Understanding the Household Survey Numbers (NRO Fake Award Edition)

When are the folks at the National Review ever going to understand what this footnote in the BLS Household Survey report on employment means:

Data affected by changes in population controls in January 2000, January 2003, January 2004, and January 2005.

I ask because of who received the first “Jayson Award” from Donald Luskin. David M. Kiriazis (chairman of the economics department at Frostburg State University in Frostburg, Maryland) writes:

Unless nothing else changed, a decline in the unemployment rate could not possibly be explained “entirely” by people dropping out of the labor force. In fact, from June 2003 to Feb 2004, the labor force did decline from 147 to 146.5 million, but the number of unemployed declined from 9.2 to 8.2 million. Hence, the decline in the unemployment rate was mainly the result of more people finding jobs.
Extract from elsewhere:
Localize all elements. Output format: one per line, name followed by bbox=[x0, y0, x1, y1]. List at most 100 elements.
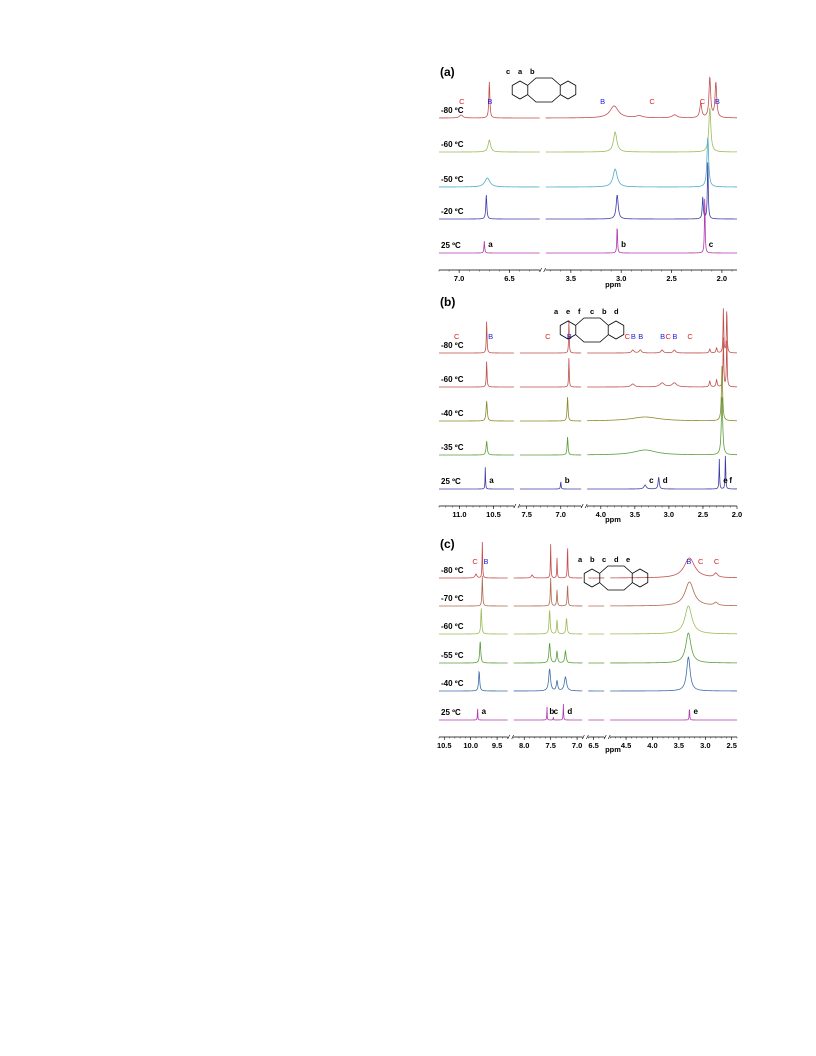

Interestingly, BLS’s reporting for the civilian noninstitutional population had it at 222.509 million for December 2003 but only 222.161 million for January 2004. Unless one believes that the U.S. adult population declined by about 350 thousand in one month, Kiriazis’s calculations are suspect. As far as the number of people finding jobs, the employment to population ratio fell from 62.3% in June 2003 to 62.2% in February 2004. I hope Kiriazis understands our population tends to grow over time so that adding 125 thousand new jobs per month is not going to get us back to full employment very soon.

Since the Jayson Award is dedicated to someone who allegedly caught Krugman in a lie, let’s remember that he was referring to the labor force participation rate, which fell from 66.5% in June 2003 to 65.9% in February 2004.